Authorities attributed an almost week-long outage across Venezuela in March to a U.S.-sponsored electromagnetic attack on the Guri dam, source of around 80% of the nation’s power.
Caracas plunged into darkness
The lights went out in most of Caracas at 4:41 pm (2041 GMT) on Monday while people in other parts of the country took to social media to report the power had gone out there too.
The state-owned power company CORPOELEC only reported a breakdown affecting sectors of Caracas.
The capital was hit by huge traffic jams due to the traffic lights losing power while the sidewalks were full of pedestrians walking home as the metro had stopped running.
An even bigger power outage in March affected all 23 states in Venezuela and lasted a week, paralysing basic services such as the water supply and forcing the working day and school classes to be suspended.

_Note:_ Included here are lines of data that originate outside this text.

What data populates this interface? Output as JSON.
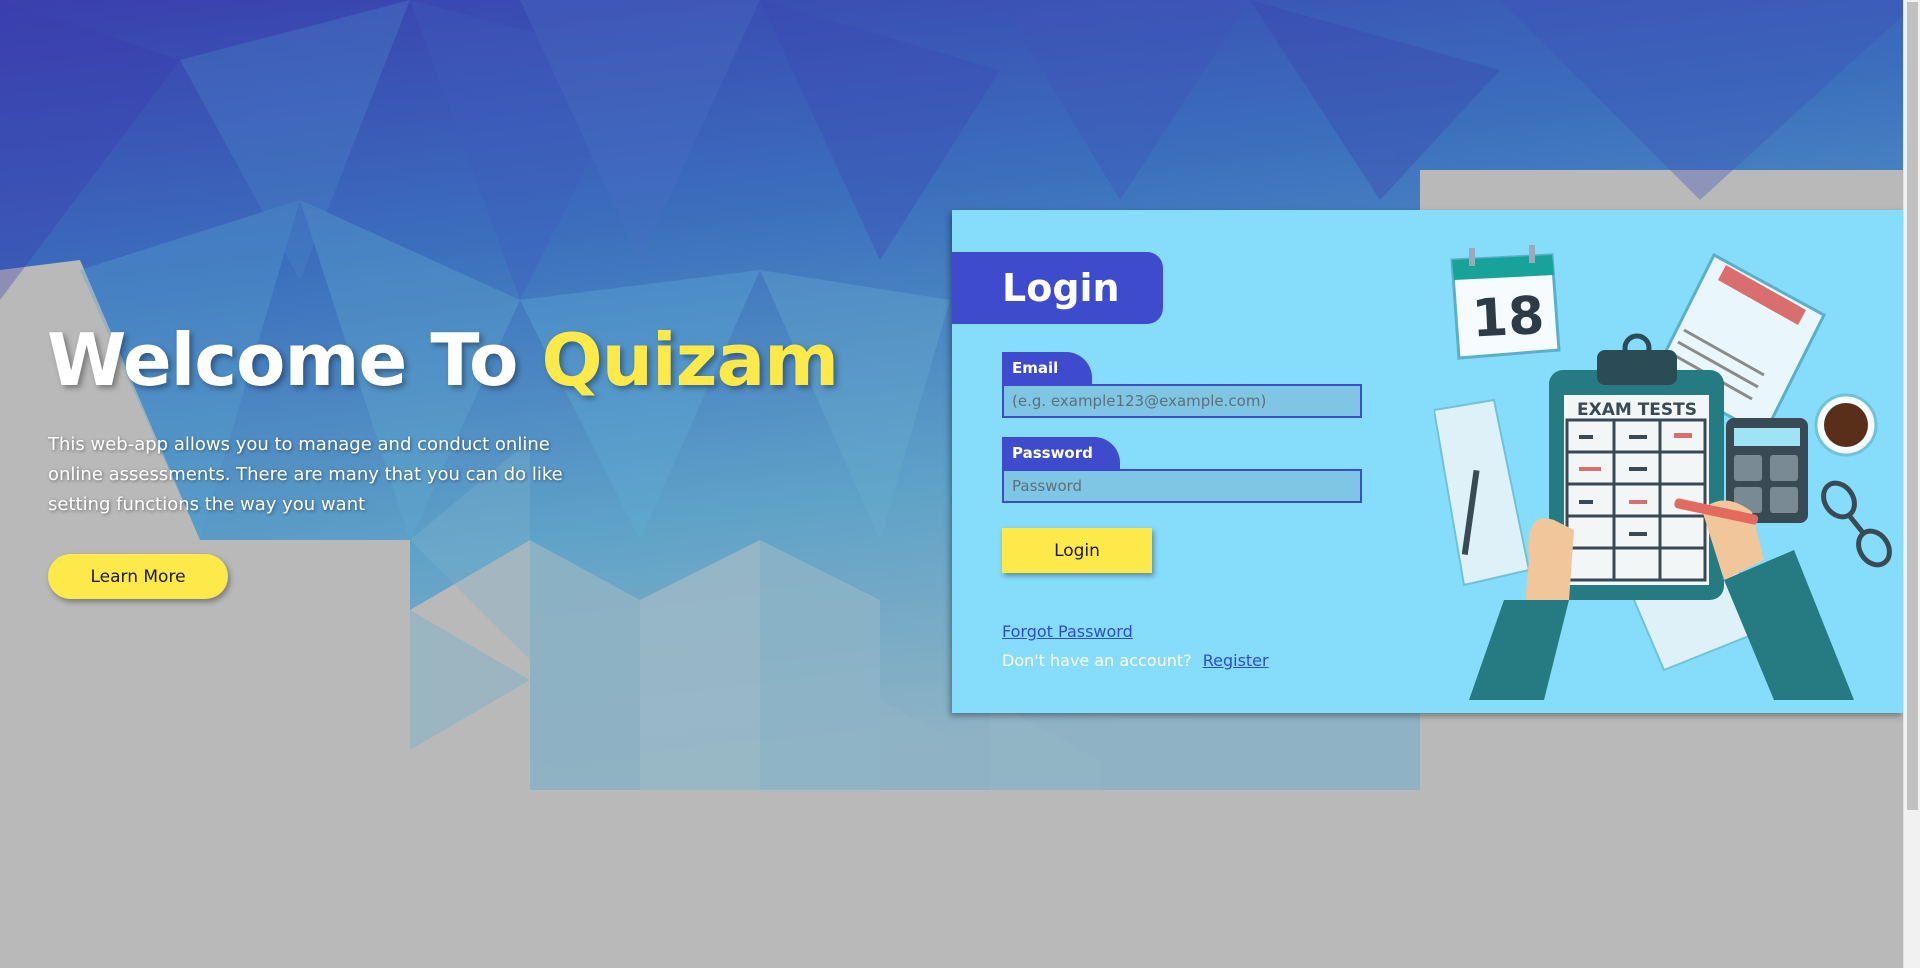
{
  "hero": {
    "title_prefix": "Welcome To ",
    "title_brand": "Quizam",
    "description": "This web-app allows you to manage and conduct online online assessments. There are many that you can do like setting functions the way you want",
    "learn_more_label": "Learn More"
  },
  "login": {
    "title": "Login",
    "email_label": "Email",
    "email_placeholder": "(e.g. example123@example.com)",
    "email_value": "",
    "password_label": "Password",
    "password_placeholder": "Password",
    "password_value": "",
    "submit_label": "Login",
    "forgot_label": "Forgot Password",
    "no_account_text": "Don't have an account?",
    "register_label": "Register"
  },
  "illustration": {
    "calendar_day": "18",
    "clipboard_title": "EXAM TESTS"
  },
  "colors": {
    "brand_yellow": "#fde94a",
    "primary_blue": "#3d4bcc",
    "card_bg": "#86dcfb",
    "page_gray": "#b9b9b9"
  }
}
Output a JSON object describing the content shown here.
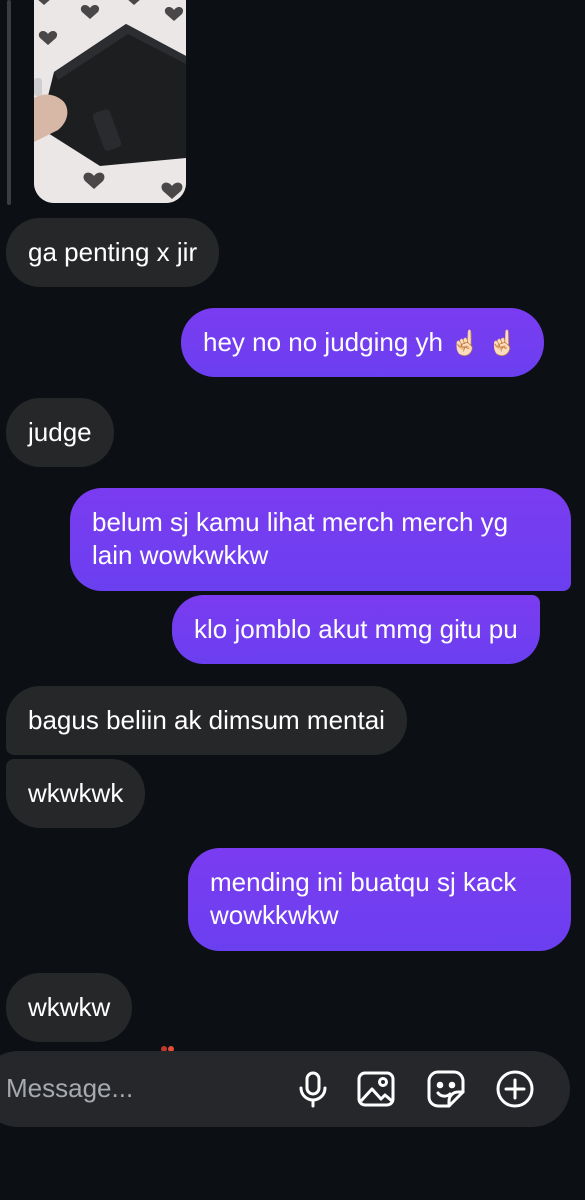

Government blames terrorists
President Nicolas Maduro had blamed unnamed “terrorists” for that near-nationwide blackout, claiming they had attacked the Guri hydroelectric plant in the south of the country that supplies power to 80 percent of Venezuela’s 30 million inhabitants.
Another huge outage in April left large parts of the country, including Caracas, in darkness, although it lasted hours rather than days.
Blackouts are a common occurrence in Venezuela, especially in remote western regions.
The government usually blames them on sabotage while his opponents say that a lack of investment, poor management and corruption are the more likely culprits.